- Freya Thimsen
- Days and Times
- 11:30a - 12:45p MW (4 CR.)
- Course Description
Topic: Pedagogy for Public Culture
What is the value and importance of educating? How are understandings of the value and importance of educating translated into pedagogical techniques? This course is intended to invite consideration of fundamental issues in the theories and practices of humanities teaching both inside and outside of the contemporary university. Pedagogical orientations should not be understood as context-free formulae but rather as cultural practices deeply embedded within long standing but constantly shifting institutions, traditions, narratives, and controversies. Techniques have consequences and genealogies, and an effective critical pedagogy entails a self-reflexive understanding of those consequences and genealogies. Scholars such as Michel Foucault, Wendy Brown, and Christopher Newfield have contributed important insights into how historical contexts have changed expectations and resources available for “educating” the public. Given shifts in the economics, politics, and culture of colleges and universities, how should we be conceptualizing the value of an education in the humanities, rhetoric, and persuasive arts?
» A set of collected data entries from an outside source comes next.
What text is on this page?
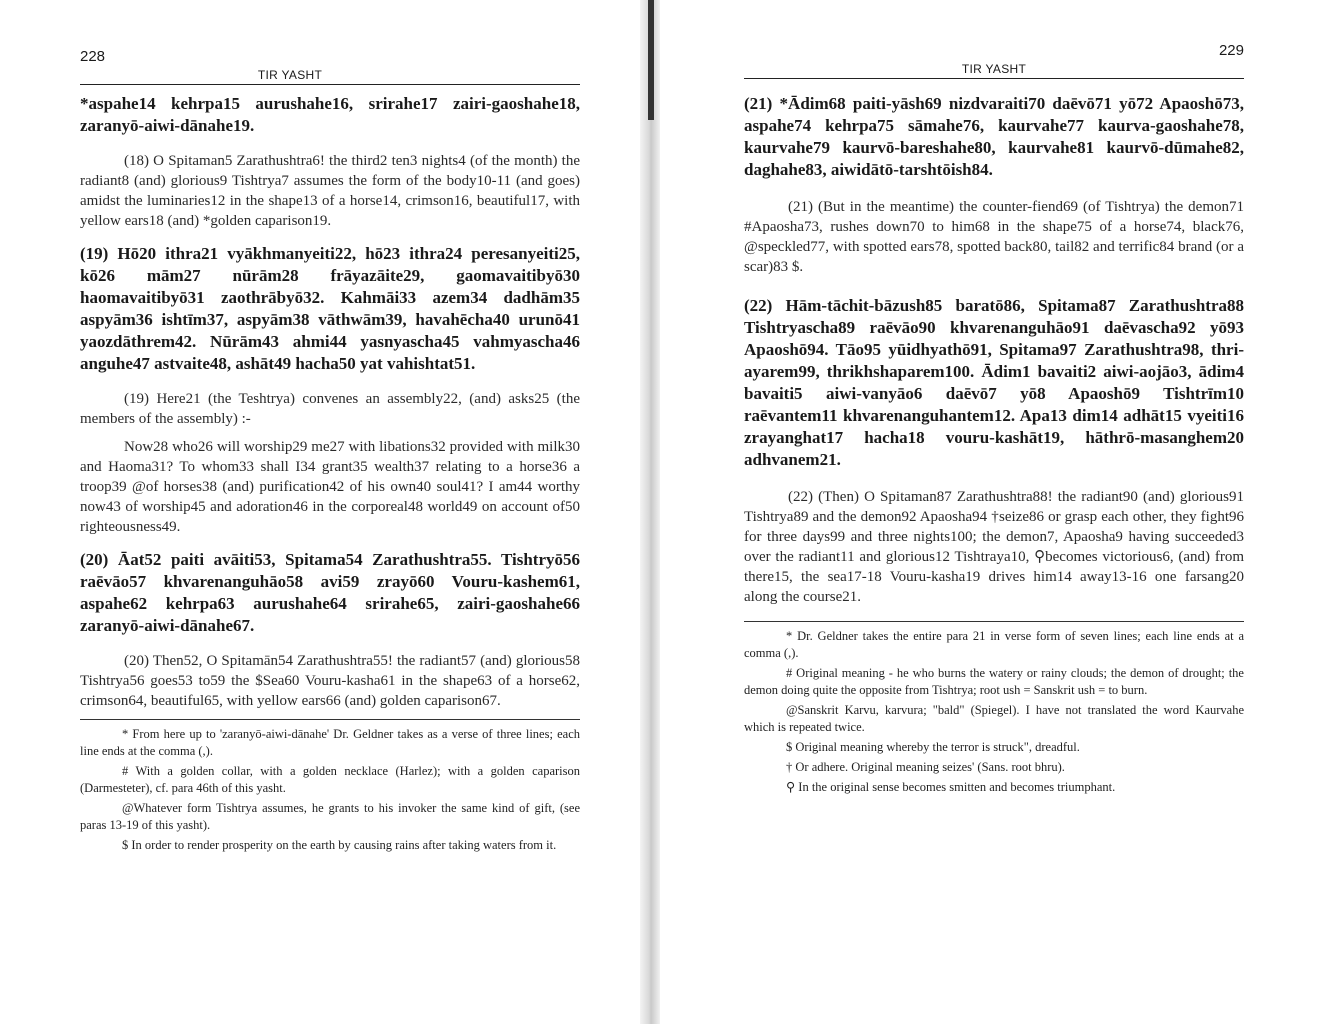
228
TIR YASHT

*aspahe14 kehrpa15 aurushahe16, srirahe17 zairi-gaoshahe18, zaranyō-aiwi-dānahe19.

(18) O Spitaman5 Zarathushtra6! the third2 ten3 nights4 (of the month) the radiant8 (and) glorious9 Tishtrya7 assumes the form of the body10-11 (and goes) amidst the luminaries12 in the shape13 of a horse14, crimson16, beautiful17, with yellow ears18 (and) *golden caparison19.

(19) Hō20 ithra21 vyākhmanyeiti22, hō23 ithra24 peresanyeiti25, kō26 mām27 nūrām28 frāyazāite29, gaomavaitibyō30 haomavaitibyō31 zaothrābyō32. Kahmāi33 azem34 dadhām35 aspyām36 ishtīm37, aspyām38 vāthwām39, havahēcha40 urunō41 yaozdāthrem42. Nūrām43 ahmi44 yasnyascha45 vahmyascha46 anguhe47 astvaite48, ashāt49 hacha50 yat vahishtat51.

(19) Here21 (the Teshtrya) convenes an assembly22, (and) asks25 (the members of the assembly) :-

Now28 who26 will worship29 me27 with libations32 provided with milk30 and Haoma31? To whom33 shall I34 grant35 wealth37 relating to a horse36 a troop39 @of horses38 (and) purification42 of his own40 soul41? I am44 worthy now43 of worship45 and adoration46 in the corporeal48 world49 on account of50 righteousness49.

(20) Āat52 paiti avāiti53, Spitama54 Zarathushtra55. Tishtryō56 raēvāo57 khvarenanguhāo58 avi59 zrayō60 Vouru-kashem61, aspahe62 kehrpa63 aurushahe64 srirahe65, zairi-gaoshahe66 zaranyō-aiwi-dānahe67.

(20) Then52, O Spitamān54 Zarathushtra55! the radiant57 (and) glorious58 Tishtrya56 goes53 to59 the $Sea60 Vouru-kasha61 in the shape63 of a horse62, crimson64, beautiful65, with yellow ears66 (and) golden caparison67.

* From here up to 'zaranyō-aiwi-dānahe' Dr. Geldner takes as a verse of three lines; each line ends at the comma (,).

# With a golden collar, with a golden necklace (Harlez); with a golden caparison (Darmesteter), cf. para 46th of this yasht.

@Whatever form Tishtrya assumes, he grants to his invoker the same kind of gift, (see paras 13-19 of this yasht).

$ In order to render prosperity on the earth by causing rains after taking waters from it.

229
TIR YASHT

(21) *Ādim68 paiti-yāsh69 nizdvaraiti70 daēvō71 yō72 Apaoshō73, aspahe74 kehrpa75 sāmahe76, kaurvahe77 kaurva-gaoshahe78, kaurvahe79 kaurvō-bareshahe80, kaurvahe81 kaurvō-dūmahe82, daghahe83, aiwidātō-tarshtōish84.

(21) (But in the meantime) the counter-fiend69 (of Tishtrya) the demon71 #Apaosha73, rushes down70 to him68 in the shape75 of a horse74, black76, @speckled77, with spotted ears78, spotted back80, tail82 and terrific84 brand (or a scar)83 $.

(22) Hām-tāchit-bāzush85 baratō86, Spitama87 Zarathushtra88 Tishtryascha89 raēvāo90 khvarenanguhāo91 daēvascha92 yō93 Apaoshō94. Tāo95 yūidhyathō91, Spitama97 Zarathushtra98, thri-ayarem99, thrikhshaparem100. Ādim1 bavaiti2 aiwi-aojāo3, ādim4 bavaiti5 aiwi-vanyāo6 daēvō7 yō8 Apaoshō9 Tishtrīm10 raēvantem11 khvarenanguhantem12. Apa13 dim14 adhāt15 vyeiti16 zrayanghat17 hacha18 vouru-kashāt19, hāthrō-masanghem20 adhvanem21.

(22) (Then) O Spitaman87 Zarathushtra88! the radiant90 (and) glorious91 Tishtrya89 and the demon92 Apaosha94 †seize86 or grasp each other, they fight96 for three days99 and three nights100; the demon7, Apaosha9 having succeeded3 over the radiant11 and glorious12 Tishtraya10, ⚲becomes victorious6, (and) from there15, the sea17-18 Vouru-kasha19 drives him14 away13-16 one farsang20 along the course21.

* Dr. Geldner takes the entire para 21 in verse form of seven lines; each line ends at a comma (,).

# Original meaning - he who burns the watery or rainy clouds; the demon of drought; the demon doing quite the opposite from Tishtrya; root ush = Sanskrit ush = to burn.

@Sanskrit Karvu, karvura; "bald" (Spiegel). I have not translated the word Kaurvahe which is repeated twice.

$ Original meaning whereby the terror is struck", dreadful.

† Or adhere. Original meaning seizes' (Sans. root bhru).

⚲ In the original sense becomes smitten and becomes triumphant.
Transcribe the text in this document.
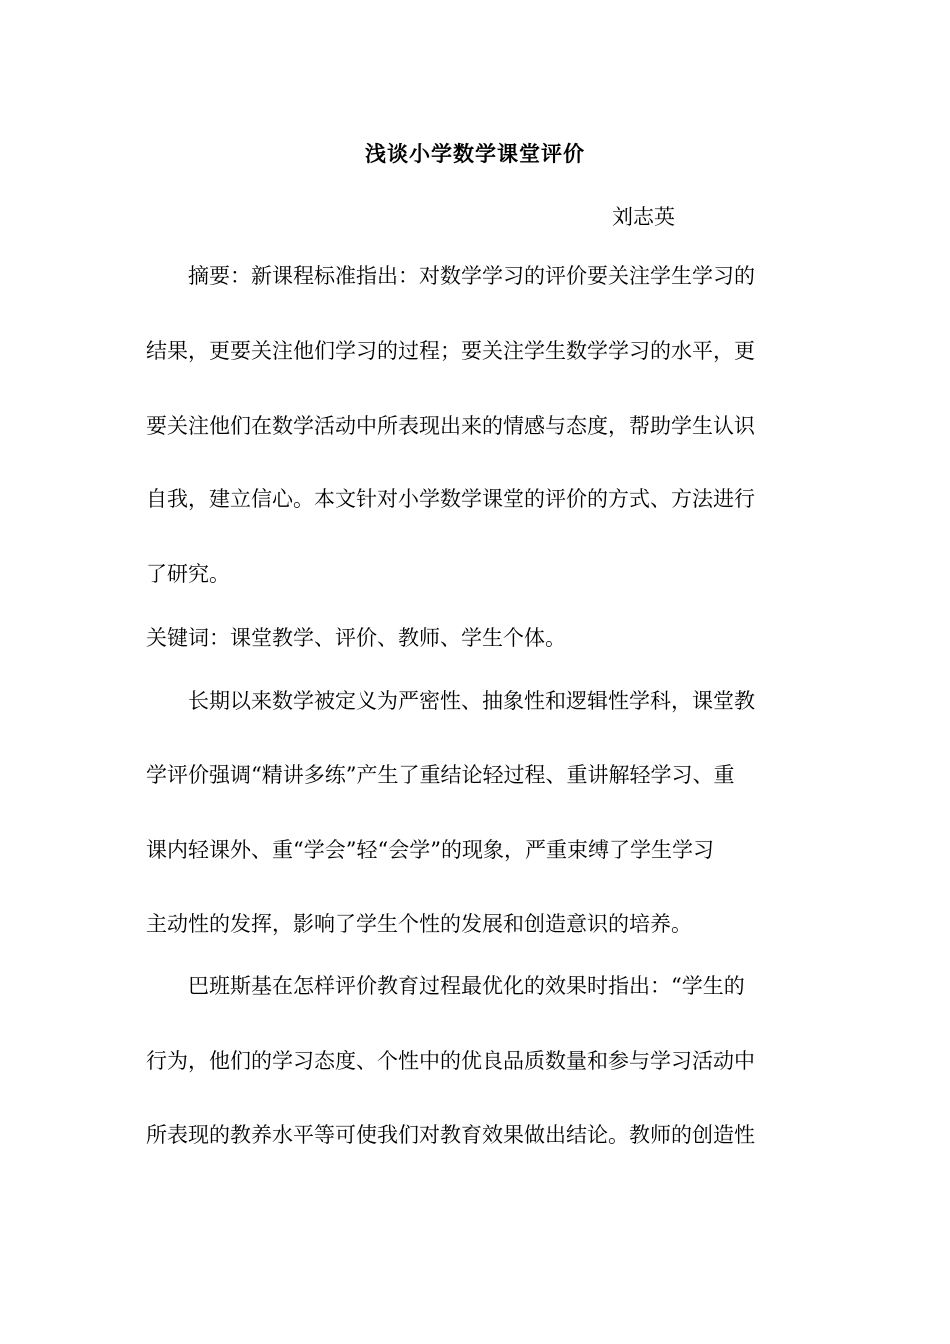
浅谈小学数学课堂评价

刘志英

摘要：新课程标准指出：对数学学习的评价要关注学生学习的

结果，更要关注他们学习的过程；要关注学生数学学习的水平，更

要关注他们在数学活动中所表现出来的情感与态度，帮助学生认识

自我，建立信心。本文针对小学数学课堂的评价的方式、方法进行

了研究。

关键词：课堂教学、评价、教师、学生个体。

长期以来数学被定义为严密性、抽象性和逻辑性学科，课堂教

学评价强调“精讲多练”产生了重结论轻过程、重讲解轻学习、重

课内轻课外、重“学会”轻“会学”的现象，严重束缚了学生学习

主动性的发挥，影响了学生个性的发展和创造意识的培养。

巴班斯基在怎样评价教育过程最优化的效果时指出：“学生的

行为，他们的学习态度、个性中的优良品质数量和参与学习活动中

所表现的教养水平等可使我们对教育效果做出结论。教师的创造性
This course will begin the process of answering this question by considering critical perspectives on issues such as the neoliberalization of universities and how they both perpetuate and address racial inequalities, student debt, and other structural elements of education that pedagogy for public culture must respond to. We will then take up the work of historical and contemporary touchstone pedagogical thinkers such as Matthew Arnold,
Stanley Fish, John Dewey, bell hooks, Paolo Friere, Isocrates, Henry Giroux, Fred Moten & Stephano Harney, and Jacques Rancière to explore how reconceptualizing the art of teaching and its goals can respond to (and fail to respond to) ongoing changes in public institutions that are capturing, defining, and distributing culture, power, and political action. Along the way we will consider the value and implications of a variety of pedagogically inflected activities that may include the following according to student interest: service learning, internships, writing centers, speaking centers, community literacy projects, museum-based education, administrative service, prison-based hybrid classrooms, and historical archives.